Secrets are things we give to others to keep for us.



—ELBERT HUBBARD





76

SAN RAMON

ALEX AND SAM STOPPED at an information desk inside the BART, short for Bay Area Rapid Transit, station a few blocks from the Buy Two store. A blue uniformed woman with milk chocolate skin smiled their way when she noticed them.

Alex leaned in toward her, but Sam shouldered him aside. “Let me this time.” Then, to the clerk, “This is going to sound crazy, but is there, like, a huge farm around here, something with livestock and cattle?”

“You mean like a ranch?”

“Yes, exactly!”

The woman stifled a laugh and shook her head. “Honey, there’s a ranch, all right, but you won’t find any horses or cows there.”

*

Bishop Ranch, it turned out, was a sprawling office park that ranked among Northern California’s most prestigious business locations.
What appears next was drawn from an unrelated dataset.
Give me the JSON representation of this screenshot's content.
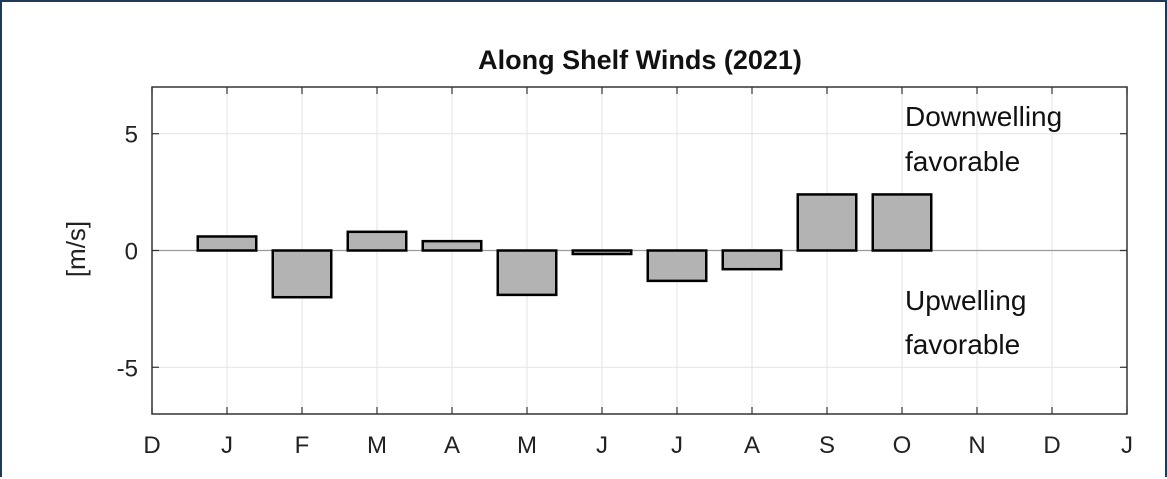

On the woman’s advice, they’d taken BART to the Dublin/Pheasanton station, where buses were conveniently available to take them the rest of the way to San Ramon in Contra Costa County, where Bishop Ranch was located.

“You can see it now.” Alex pointed out the bus’s window. “Over there on the right.”
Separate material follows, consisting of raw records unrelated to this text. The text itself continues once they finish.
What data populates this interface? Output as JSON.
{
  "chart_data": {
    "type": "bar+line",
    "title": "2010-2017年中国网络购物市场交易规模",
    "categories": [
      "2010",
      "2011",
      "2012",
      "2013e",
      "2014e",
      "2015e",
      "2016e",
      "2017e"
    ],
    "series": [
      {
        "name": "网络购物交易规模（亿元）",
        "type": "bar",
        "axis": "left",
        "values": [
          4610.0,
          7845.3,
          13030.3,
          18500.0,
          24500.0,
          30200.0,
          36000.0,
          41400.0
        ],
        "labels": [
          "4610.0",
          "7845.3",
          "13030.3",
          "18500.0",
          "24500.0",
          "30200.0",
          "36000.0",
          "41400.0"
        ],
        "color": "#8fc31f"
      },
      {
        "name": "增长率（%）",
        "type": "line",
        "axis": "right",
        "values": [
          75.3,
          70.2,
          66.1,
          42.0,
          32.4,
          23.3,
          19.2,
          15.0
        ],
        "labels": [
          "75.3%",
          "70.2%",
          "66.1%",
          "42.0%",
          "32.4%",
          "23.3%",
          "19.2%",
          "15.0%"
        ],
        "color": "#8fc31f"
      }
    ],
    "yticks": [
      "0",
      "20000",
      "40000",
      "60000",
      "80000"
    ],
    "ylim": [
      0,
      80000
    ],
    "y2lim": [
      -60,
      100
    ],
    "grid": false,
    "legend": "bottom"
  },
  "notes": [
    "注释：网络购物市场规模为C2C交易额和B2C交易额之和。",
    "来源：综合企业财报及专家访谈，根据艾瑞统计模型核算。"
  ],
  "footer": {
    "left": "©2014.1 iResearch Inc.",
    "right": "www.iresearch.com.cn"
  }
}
Sam followed his finger to the massive interconnected complex of buildings that reminded her somehow of the Pentagon, trying to picture things as they were the day of the fire eighteen years earlier when Laboratory Z had burned to the ground.

Situated in a tree-laden valley dominated by rolling hills and the same oaks, elms, and spruce that grew like weeds over the entire Bay Area, the city of San Ramon sat in the shadow of Mount Diablo to the northeast. A curious mix of urban sprawl enclosed by untouched land that passed as wilderness ruled by grasslands and tree orchards. The dryness of fall had turned the vast planes of grasses a goldenrod shade that made for pleasant viewing outside the window of their BART car in the trek there. They’d had the car virtually to themselves, Sunday marking the return of casual drivers along what is less than affectionately known as “the Maze.”

“I can’t believe your parents grow weed,” Alex said to make conversation, when Sam’s gaze lingered out the window a little too long.

“Why?”

“I don’t know, it just seems strange.”

“No, strange was when they tried to pay the mortgage with a trunk full of homemade jams and jellies.”

“A trunk full of jams and jellies? That sounds crazy.” Alex smiled.

“Based on the past couple days, I don’t even know what qualifies as crazy anymore.”

“If I hadn’t been born on another planet, I’d wonder if maybe we weren’t switched at birth,” Alex said. “What with your parents likely preferring a football player and mine wishing they had a kid who actually was good in school.”

The smile slipped from his face at that.